More importantly, please remember that striving to have these things will not quench that endless thirst of fulfillment, or ultimately change the pain we collectively feel for our world right now.
It is innately human of us to witness our world and hurt. Covering or diverting that humanness elsewhere will only lead to more despair and less connection. We are living on a planet where masses of plastic that are miles long, float through our oceans— monsters of trash created by our own dissatisfaction and overconsumption—that continues to take our precious ocean life. We’ve even casually given it a name, The Great Pacific Garbage Patch, as if it is a normal world wonder to witness and shrug our shoulders at.
You do not need that PR haul from your favorite influencer, a 500 dollar coffee machine on your kitchen counter, or a that new designer bag.
You need to go outside and touch fucking grass.
There are ways to face pain head on, and ways to avert our gaze, quietly placing a bandaid over the gaping, oozing wound. Consumerism is that bandaid. It only festers and spreads through out the system. It only ails us.
When I wander the aisles of TJ MAX after an insanely stressful week, my cart full of adorable lamps, dishes and rugs… I pause and ask myself what it is that I’m searching for in these things. The feeling I need to match, the hurt I’m trying to conceal.
There is a feeling here I’m desperate to find, one I’m searching for in the wrong place.
I put the things in my cart back on the shelves and walk out of the store, smiling. I drive to the studio and make a fresh pot of coffee. In my journal, I open up a new page and write out every feeling I’m missing in my life by not having those things.
I feel out of control
I feel panicked about not feeling safe
I want these new things to make me feel more at home
To make me feel in control, safe, and worthy
The lamps and seemingly insignificant things in that TJ MAXX cart cannot get me any of those needs.
The next day, I drive to a new yoga studio and courageously walk up to the counter. I’d like to buy a monthly pass, I smile at the warm face looking back at me.
The money I don’t have for yoga is the money I now have for yoga, because I didn’t cave to my urges of instant gratification on a bad day. I gently unroll my mat from my bag, the sound of sticky feet padding across the wood floor sends little pulses of familiarity up under my skin. The buzz of safety I was searching for.
I plan on sitting with my pain more, and want to practice buying my way out of it less.
The buying never works. The sitting and looking does.

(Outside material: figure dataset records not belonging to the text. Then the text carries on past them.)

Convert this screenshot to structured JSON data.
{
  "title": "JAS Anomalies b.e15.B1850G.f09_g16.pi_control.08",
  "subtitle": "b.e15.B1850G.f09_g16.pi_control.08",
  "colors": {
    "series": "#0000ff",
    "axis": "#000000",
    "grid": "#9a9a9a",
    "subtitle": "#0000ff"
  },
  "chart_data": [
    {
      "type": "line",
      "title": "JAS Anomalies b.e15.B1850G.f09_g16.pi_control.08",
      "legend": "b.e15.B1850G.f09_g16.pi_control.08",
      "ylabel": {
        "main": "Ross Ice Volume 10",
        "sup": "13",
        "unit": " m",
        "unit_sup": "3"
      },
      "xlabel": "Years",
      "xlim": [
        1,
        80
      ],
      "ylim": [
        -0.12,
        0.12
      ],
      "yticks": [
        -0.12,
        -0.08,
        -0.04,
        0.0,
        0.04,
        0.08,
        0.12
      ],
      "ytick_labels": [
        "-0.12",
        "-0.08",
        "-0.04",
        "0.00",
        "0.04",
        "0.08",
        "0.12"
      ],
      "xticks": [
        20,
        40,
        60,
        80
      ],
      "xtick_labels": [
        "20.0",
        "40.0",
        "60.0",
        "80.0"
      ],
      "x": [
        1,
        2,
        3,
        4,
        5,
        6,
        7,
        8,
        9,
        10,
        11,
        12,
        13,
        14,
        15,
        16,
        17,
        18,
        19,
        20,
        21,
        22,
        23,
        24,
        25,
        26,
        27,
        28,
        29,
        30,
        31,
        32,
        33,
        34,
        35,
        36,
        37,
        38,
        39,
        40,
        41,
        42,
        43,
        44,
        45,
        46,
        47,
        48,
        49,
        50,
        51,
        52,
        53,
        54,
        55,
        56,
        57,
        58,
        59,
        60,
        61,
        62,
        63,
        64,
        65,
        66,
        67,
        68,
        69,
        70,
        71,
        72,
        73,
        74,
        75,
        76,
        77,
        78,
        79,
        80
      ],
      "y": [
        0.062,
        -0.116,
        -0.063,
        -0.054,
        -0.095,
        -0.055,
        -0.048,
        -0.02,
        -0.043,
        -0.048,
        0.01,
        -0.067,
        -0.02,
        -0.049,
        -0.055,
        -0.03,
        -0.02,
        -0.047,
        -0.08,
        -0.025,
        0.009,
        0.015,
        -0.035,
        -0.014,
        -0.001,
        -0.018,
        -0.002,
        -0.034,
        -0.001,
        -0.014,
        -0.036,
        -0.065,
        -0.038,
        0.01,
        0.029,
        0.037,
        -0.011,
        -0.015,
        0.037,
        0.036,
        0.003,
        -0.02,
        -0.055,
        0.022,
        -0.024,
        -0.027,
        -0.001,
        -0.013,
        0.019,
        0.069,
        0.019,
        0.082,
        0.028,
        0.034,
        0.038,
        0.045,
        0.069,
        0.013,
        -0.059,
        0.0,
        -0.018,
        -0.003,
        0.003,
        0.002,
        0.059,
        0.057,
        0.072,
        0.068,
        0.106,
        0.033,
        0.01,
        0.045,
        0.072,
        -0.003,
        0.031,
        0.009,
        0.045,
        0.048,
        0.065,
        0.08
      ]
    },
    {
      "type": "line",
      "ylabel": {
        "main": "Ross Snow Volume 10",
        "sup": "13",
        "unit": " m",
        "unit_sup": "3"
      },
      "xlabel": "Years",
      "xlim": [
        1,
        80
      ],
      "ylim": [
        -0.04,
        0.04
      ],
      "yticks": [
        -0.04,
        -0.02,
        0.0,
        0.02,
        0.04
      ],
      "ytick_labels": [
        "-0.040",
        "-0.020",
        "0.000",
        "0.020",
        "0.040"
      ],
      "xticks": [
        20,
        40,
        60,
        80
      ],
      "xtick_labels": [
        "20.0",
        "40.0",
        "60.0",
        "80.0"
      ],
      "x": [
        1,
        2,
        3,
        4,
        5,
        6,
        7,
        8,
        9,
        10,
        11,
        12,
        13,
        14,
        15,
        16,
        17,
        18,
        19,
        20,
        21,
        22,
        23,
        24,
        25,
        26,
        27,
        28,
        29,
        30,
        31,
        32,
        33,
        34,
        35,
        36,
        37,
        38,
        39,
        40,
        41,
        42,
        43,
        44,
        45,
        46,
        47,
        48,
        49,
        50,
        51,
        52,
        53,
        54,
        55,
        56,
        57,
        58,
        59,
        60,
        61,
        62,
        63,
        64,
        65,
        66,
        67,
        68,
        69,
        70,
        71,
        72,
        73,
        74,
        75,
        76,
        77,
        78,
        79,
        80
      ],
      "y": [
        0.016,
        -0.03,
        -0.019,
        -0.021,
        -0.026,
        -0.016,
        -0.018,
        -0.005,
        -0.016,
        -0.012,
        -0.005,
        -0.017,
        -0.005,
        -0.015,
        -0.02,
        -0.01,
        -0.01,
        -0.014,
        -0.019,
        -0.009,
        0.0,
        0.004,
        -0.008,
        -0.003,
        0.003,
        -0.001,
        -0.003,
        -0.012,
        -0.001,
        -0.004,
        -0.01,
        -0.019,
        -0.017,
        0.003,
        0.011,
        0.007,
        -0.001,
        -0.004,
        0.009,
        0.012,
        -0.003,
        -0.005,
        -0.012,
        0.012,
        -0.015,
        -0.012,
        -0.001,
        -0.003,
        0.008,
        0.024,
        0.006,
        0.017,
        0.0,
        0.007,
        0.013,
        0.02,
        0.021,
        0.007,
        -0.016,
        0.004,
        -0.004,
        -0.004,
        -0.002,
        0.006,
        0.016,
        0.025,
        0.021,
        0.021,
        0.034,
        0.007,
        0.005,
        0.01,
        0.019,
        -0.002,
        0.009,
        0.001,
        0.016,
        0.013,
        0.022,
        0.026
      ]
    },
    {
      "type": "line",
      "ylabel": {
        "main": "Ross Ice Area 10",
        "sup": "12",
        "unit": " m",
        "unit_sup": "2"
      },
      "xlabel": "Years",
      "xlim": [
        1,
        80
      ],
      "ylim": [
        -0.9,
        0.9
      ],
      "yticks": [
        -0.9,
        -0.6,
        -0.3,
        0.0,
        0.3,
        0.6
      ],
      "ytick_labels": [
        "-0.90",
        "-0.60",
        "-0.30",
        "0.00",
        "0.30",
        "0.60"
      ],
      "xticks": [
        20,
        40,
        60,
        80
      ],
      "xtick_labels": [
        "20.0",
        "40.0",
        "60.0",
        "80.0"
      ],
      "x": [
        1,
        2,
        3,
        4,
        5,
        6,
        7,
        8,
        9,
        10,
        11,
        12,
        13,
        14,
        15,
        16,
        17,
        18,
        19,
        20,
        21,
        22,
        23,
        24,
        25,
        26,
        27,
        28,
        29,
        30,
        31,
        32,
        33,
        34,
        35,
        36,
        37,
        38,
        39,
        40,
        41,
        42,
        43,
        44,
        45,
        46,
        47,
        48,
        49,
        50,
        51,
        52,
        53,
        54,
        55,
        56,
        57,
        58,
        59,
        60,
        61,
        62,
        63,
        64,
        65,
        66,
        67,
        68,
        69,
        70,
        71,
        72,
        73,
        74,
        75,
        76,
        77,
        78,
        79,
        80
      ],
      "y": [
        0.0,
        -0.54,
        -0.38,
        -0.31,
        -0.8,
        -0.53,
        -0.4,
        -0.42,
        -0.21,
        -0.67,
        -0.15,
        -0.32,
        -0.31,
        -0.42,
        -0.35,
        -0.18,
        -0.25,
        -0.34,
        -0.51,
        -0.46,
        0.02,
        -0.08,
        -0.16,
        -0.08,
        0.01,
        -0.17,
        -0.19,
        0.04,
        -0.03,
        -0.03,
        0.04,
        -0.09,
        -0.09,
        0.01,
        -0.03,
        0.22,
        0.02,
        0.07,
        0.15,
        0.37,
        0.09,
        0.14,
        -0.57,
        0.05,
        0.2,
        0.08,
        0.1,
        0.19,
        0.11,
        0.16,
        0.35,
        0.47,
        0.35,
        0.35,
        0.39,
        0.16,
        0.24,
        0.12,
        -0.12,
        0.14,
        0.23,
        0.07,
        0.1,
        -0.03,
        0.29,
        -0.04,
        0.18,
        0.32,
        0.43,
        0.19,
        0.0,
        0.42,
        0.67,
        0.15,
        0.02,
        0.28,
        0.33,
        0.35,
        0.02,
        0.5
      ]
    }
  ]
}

Tears to my eyes. I find myself feeling the exact way all of the time, dude. It's insane how collectively we all feel this way yet, so many of us can't seem to pinpoint it's destruction and we continue on. Beautifully written, Sam. Thank you for your words. They so beautifully and most importantly clearly, expose the ugly truth within modern consumerism. <3
Gosh I’m so with you here. I had to delete tiktok years ago because it made me feel like garbage. The weight of the world is heavy when consuming so much of what is going on with planet earth. It’s too much. As for consumerism, it’s such a blessing to have all these stores and items available but just like any vice, shopping can get out of hand. It’s like another type of addiction. I can’t afford to shop for things other than food right now, so I don’t go into shops that often. Even the smallest item in a thrift store gets me thinking if I want it for the satisfaction or if I actually need it. Anyway, I do hope something changes for people to crave shopping less. Maybe we need more spaces and activities for people to do instead of looking for material things to fill a void. Thanks for your article, it made me feel less alone.